Sen hiç merak etme, seni ararım,
Senin için kıyamete yanarım,
Senden sebep öldürürüm, ölürüm."

Daha Saniye haber yollamış mı? Hiç buluşmuşlar mı? Yoksa hep hasret mi kalmışlar? Bilmiyoruz. Çünkü kendisi de bu konuda kimseye hiç bir şey anlatmazmış. Ancak bilinen bir tek şey var. Ondan sonra hakikaten öldürmüş ve ölmüş. Yanı sözünde durup kadını Saniye'nin hesabını herkesten sormuş. Düzgün bir hayat yaşamamışsa da, vicdani rahat olarak bu dünyayı terk etmiş. Çünkü Onun kadınını, Saniye yi köyünde adamları işkence ederek öldürmüşler. Osman Efendinin Ahmet te onlardan öldürmüş.
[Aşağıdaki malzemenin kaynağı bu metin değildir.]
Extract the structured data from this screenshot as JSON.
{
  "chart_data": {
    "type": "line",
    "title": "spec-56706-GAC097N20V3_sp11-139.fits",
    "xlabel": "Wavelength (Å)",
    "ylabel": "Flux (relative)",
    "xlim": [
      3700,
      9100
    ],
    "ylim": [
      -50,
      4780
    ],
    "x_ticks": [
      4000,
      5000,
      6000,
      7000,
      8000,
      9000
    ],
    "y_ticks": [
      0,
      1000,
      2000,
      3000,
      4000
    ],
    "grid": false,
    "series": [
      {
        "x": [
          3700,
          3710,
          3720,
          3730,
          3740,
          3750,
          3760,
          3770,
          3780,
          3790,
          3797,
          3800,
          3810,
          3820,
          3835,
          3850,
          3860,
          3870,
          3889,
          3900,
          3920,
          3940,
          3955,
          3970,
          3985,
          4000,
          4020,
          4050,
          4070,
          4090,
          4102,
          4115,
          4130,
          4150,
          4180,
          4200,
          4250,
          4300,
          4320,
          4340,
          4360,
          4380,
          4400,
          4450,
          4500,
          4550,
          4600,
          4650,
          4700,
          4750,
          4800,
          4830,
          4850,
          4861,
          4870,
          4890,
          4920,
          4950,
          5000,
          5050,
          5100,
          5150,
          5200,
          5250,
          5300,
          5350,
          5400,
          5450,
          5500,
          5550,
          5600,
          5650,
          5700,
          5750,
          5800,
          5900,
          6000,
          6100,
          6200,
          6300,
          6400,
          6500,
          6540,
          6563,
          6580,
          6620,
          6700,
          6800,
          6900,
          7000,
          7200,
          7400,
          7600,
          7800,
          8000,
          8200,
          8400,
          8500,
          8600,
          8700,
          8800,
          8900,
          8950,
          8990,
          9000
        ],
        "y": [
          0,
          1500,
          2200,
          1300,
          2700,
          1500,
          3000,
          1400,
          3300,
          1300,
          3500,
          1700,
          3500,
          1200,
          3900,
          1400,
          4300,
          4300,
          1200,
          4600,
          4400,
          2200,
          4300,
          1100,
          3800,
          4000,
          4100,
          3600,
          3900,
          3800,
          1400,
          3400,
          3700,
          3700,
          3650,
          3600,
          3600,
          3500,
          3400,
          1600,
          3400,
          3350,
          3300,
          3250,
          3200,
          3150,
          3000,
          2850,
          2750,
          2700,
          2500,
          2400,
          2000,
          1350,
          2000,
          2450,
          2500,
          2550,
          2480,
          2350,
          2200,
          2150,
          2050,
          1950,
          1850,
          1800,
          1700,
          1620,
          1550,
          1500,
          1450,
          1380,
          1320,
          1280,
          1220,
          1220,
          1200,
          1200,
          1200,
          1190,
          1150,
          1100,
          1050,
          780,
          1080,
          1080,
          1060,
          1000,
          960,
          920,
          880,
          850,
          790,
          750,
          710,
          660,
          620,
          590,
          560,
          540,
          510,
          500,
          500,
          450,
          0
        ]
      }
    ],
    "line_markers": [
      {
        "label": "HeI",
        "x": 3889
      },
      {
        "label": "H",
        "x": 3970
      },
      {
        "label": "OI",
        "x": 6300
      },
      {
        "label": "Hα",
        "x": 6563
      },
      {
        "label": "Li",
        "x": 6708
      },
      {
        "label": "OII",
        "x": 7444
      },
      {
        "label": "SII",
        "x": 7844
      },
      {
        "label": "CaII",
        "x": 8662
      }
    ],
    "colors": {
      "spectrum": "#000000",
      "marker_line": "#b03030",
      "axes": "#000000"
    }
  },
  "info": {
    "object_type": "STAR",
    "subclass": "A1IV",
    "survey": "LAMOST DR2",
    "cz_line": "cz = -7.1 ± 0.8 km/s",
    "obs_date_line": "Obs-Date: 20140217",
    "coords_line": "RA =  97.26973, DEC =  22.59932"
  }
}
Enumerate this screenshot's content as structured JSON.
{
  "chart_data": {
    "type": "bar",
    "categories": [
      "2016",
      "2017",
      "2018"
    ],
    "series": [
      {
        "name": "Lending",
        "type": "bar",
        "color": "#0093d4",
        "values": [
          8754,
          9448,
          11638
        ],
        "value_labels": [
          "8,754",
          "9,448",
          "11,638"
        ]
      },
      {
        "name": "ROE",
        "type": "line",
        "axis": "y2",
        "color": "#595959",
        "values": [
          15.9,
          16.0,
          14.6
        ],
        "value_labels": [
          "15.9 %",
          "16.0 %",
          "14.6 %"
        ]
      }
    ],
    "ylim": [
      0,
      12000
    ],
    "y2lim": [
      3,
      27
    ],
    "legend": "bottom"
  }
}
Bir olayda Aslan Bey ile tanışarak arkadaş olmuşlar ve dağa çıkıp birlikte eşkıyalık etmişler. Kanuna hiç teslim olmamışlar. Vatan için milis kuvvetlere katılmışlar. Diğer eşkıyalardan farkları var. İlk zamanlar hiç soygun etmemişler. Onlar genelde mazlum ve mağdur insanların yanlarında olmuşlar. Bir haksızlık yapıldığı zaman meydana çıkmışlar. Vurup kırıp kayıp olmuşlar. Bir daha haksızlık olana kadar hiç kimseye görünmemişler. Romanlara konu olacak bir kaç gerçek macerasını daha sonra yine anlatacağım. Ancak zamanla soygun da yapmağa başlamışlar.